Tests often ordered alongside total protein
Total protein is a starting point. When results are abnormal, your doctor will likely follow up with:
Albumin — the main component of total protein; low albumin is the most common cause of low total protein
A/G ratio (albumin-to-globulin ratio) — helps distinguish liver disease from immune system causes
Serum protein electrophoresis (SPEP) — separates proteins into bands to detect abnormal patterns like M-proteins in myeloma
Liver function tests (ALT, AST, bilirubin, ALP) — to assess liver disease if albumin is low
Urinalysis or urine protein — to check whether the kidneys are leaking protein
Comprehensive metabolic panel (CMP) — total protein is typically already part of this panel
What to do next
A mildly abnormal total protein result on its own rarely tells the full story — it's a signal, not a diagnosis. Your doctor will interpret it alongside albumin, globulin, kidney function, liver enzymes, and your symptoms. If you're dehydrated or recently ill, a repeat test after recovery is often the first step. Don't try to interpret the number in isolation. Only your healthcare provider can put it in context with your full health picture.

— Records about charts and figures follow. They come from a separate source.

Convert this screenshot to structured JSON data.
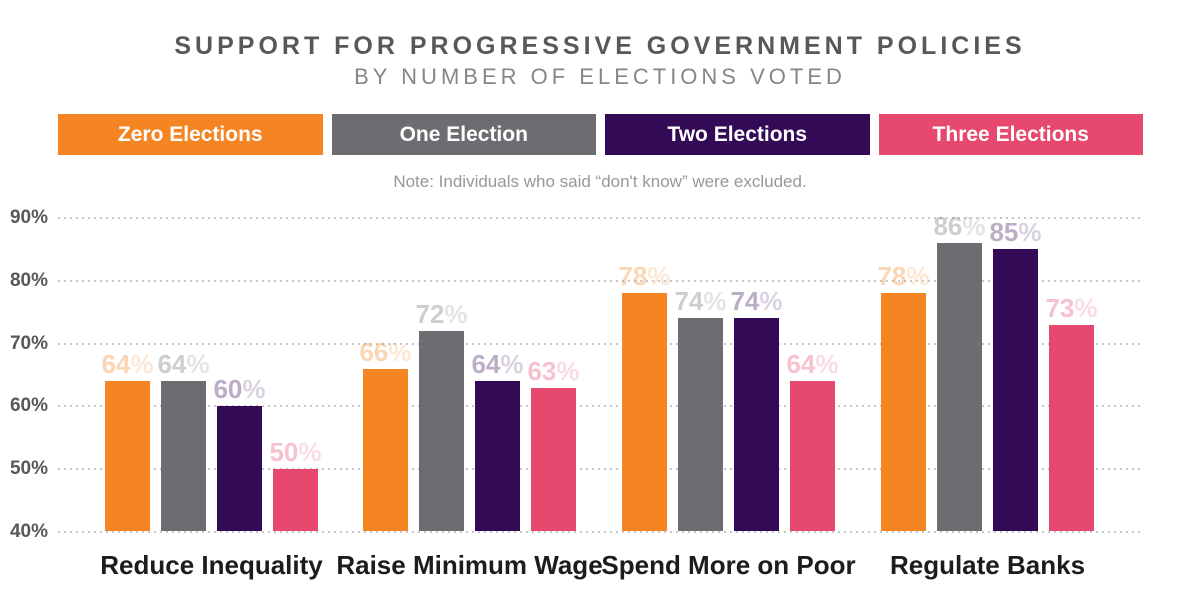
{
  "title": "SUPPORT FOR PROGRESSIVE GOVERNMENT POLICIES",
  "subtitle": "BY NUMBER OF ELECTIONS VOTED",
  "note": "Note: Individuals who said “don't know” were excluded.",
  "colors": {
    "zero_elections": "#F58423",
    "one_election": "#6C6D70",
    "two_elections": "#330A56",
    "three_elections": "#E6486E",
    "title_text": "#57585B",
    "subtitle_text": "#85868A",
    "note_text": "#97989B",
    "category_text": "#1C1C1E",
    "gridline": "#C7C7C9"
  },
  "chart_data": {
    "type": "bar",
    "title": "Support for Progressive Government Policies by Number of Elections Voted",
    "categories": [
      "Reduce Inequality",
      "Raise Minimum Wage",
      "Spend More on Poor",
      "Regulate Banks"
    ],
    "series": [
      {
        "name": "Zero Elections",
        "color": "#F58423",
        "values": [
          64,
          66,
          78,
          78
        ]
      },
      {
        "name": "One Election",
        "color": "#6C6D70",
        "values": [
          64,
          72,
          74,
          86
        ]
      },
      {
        "name": "Two Elections",
        "color": "#330A56",
        "values": [
          60,
          64,
          74,
          85
        ]
      },
      {
        "name": "Three Elections",
        "color": "#E6486E",
        "values": [
          50,
          63,
          64,
          73
        ]
      }
    ],
    "value_label_format": "percent",
    "yticks": [
      90,
      80,
      70,
      60,
      50,
      40
    ],
    "ytick_format": "percent",
    "ylim": [
      40,
      90
    ],
    "grid": "dotted-horizontal",
    "legend_position": "top",
    "xlabel": "",
    "ylabel": ""
  }
}
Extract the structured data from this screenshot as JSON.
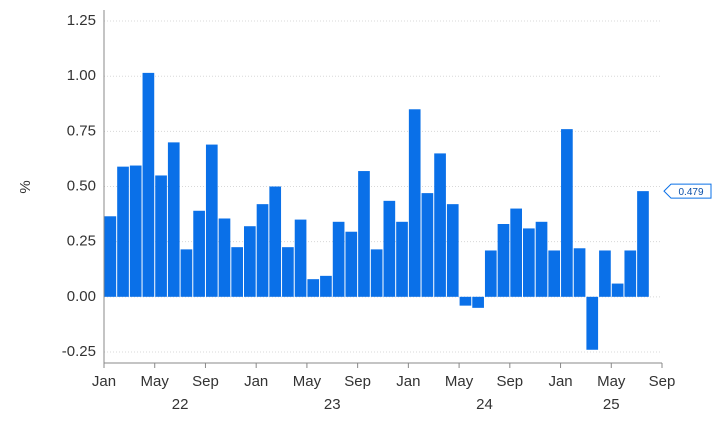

Questions to ask your doctor
01Is the abnormality in my albumin, my globulins, or both — and what does that suggest?
02Could dehydration explain this result, and should I repeat the test?
03Do I need a protein electrophoresis test to look for abnormal protein patterns?
04Should we check my kidneys to see if protein is leaking into my urine?
05Are my liver enzymes normal, and could liver disease be a factor?
06Does my diet or nutritional status need to be evaluated?
Frequently asked questions
Can a high-protein diet raise my total protein blood test?
Generally no — dietary protein intake has very little effect on serum total protein levels in healthy people. Your liver tightly regulates albumin production, and globulins are produced by immune cells independent of what you eat. A high total protein result almost always reflects a medical condition or dehydration rather than diet.
What is the A/G ratio and why does it matter?
The albumin-to-globulin (A/G) ratio divides your albumin level by your globulin level. A normal ratio is roughly 1.0–2.0. A low ratio (more globulin than albumin) can suggest liver disease, kidney disease, or immune system conditions. A high ratio (very high albumin relative to globulin) is less common and may indicate certain genetic conditions. The ratio gives more information than total protein alone.
Is low total protein dangerous?
It depends on the cause and severity. Mildly low total protein is common and often not immediately dangerous, but it warrants investigation. Severely low albumin (below 2.0 g/dL) is associated with significant fluid shifts, poor wound healing, and worse outcomes in hospitalized patients. The underlying cause — liver disease, kidney disease, or malnutrition — determines the urgency and treatment approach.
Can total protein be high in multiple myeloma?
Yes. Multiple myeloma causes abnormal plasma cells to overproduce a single type of antibody called an M-protein (monoclonal protein). This can push total protein well above normal. If your doctor suspects myeloma, they'll order a serum protein electrophoresis (SPEP) and immunofixation test to look for the characteristic M-protein spike, along with other tests like urine protein electrophoresis and a CBC.
Why is total protein lower during pregnancy?
During pregnancy, blood volume expands significantly — up to 50% more than pre-pregnancy. This dilutes everything in the blood, including proteins, causing total protein and albumin to appear lower than normal even when production is perfectly normal. This is an expected, physiologic change and not a sign of disease in an otherwise healthy pregnancy.